Our shared Judeo-Christian tradition deals with a different language - the language of faith and love. To say, “If you don’t accept my truth, then you have rejected absolute truth,” would be like my son, Jake, telling his friend in the house next door that there is no way he can have the best father, because the absolute best one is only in his house! As if my house is the only one in the neighborhood. If my son were to make such a claim, we’d have to call that claim what it is – 'child-talk!'”

Ever hear the one about the well-intentioned Arkansas Baptist minister who said, “I don’t understand why there have to be Presbyterians and Catholics, Jews and Methodists, Lutherans and Episcopalians…why can’t we all just live under one big Baptist roof?!”

What is needed more than ever before is the mutual respect of those who adore the One Creator and Lord, and who seek to bring honor to God through the lives we lead, the faith we profess, and the deeds we do.

I applaud the Episcopal Church in particular for believing as strongly as ever in the Christian faith, without discounting the reality, the religious reality, of other faiths, especially the faith of Jesus, Judaism, which I am honored to represent.

Why can’t we all be the same religion? That’s like asking why people have to be different.

A generic religion is impossible because there is no such thing as a generic human being! God created many different animals in His zoo, including us. God must love diversity. Just look at us.

A Christian writer named F. Forrester Church, put it this way:

Human beings all stand in the cathedral of the world. In the cathedral are a multitude of stained glass windows [like those lining the walls of this beautiful sanctuary].
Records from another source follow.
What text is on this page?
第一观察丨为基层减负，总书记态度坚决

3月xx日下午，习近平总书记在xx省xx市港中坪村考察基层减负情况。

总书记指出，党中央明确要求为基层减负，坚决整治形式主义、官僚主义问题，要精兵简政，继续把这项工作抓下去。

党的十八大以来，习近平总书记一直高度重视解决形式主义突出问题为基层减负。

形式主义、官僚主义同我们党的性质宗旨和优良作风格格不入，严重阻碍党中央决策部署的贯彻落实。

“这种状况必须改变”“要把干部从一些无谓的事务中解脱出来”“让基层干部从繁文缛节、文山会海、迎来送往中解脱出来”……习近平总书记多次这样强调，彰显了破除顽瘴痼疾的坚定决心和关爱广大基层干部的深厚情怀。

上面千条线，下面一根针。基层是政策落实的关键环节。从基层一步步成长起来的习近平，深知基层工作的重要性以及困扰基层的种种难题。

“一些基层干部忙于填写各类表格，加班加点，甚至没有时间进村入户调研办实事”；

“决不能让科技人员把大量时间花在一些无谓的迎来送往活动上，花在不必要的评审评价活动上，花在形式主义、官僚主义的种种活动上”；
We are born in one part of the cathedral, and our parents and grandparents teach us how to see the light that shines through the window, the window that carries the story of our particular family and people.

The same light shines through all the windows of the cathedral, but we interpret its story in many different ways. The light is the presence of God. And the way we see its colors are the ways of our particular faith.

There are, indeed, different responses to life in the cathedral of the world Rev. Church teaches.

Relativists say, “All the windows are basically the same, so it doesn’t matter where you stand."

Fundamentalists say, “The true light only shines through my window.”

And fanatics break all the other windows except theirs.

The light that shines through my Jewish window is the light of Torah and mitzvoth--those sacred obligations which link humanity to God. It is not the whole light.

But like Christianity, it is a refraction of God’s light, and that is why it is holy. That is also why the ministry of Calvary is holy, for this congregation too, is a refraction of the light of God.

The only hope for realizing the Kingdom of God preached by Jesus is a willingness to accept one another, regardless of our differences. We differ in color and creed, but we share common convictions during this Lenten season and our destinies intertwine.

More on that tomorrow, but today, may each of us, no matter where we worship, live, or pray, hear God’s call to Abraham.

God didn’t tell Abraham to share a blessing or offer a blessing, God said, “V’hyeh b’racha,” Be a blessing.

May this Lenten/Passover season re-energize our commitment to be blessings, to be a blessing to all whose lives we touch and who touch ours. Amen.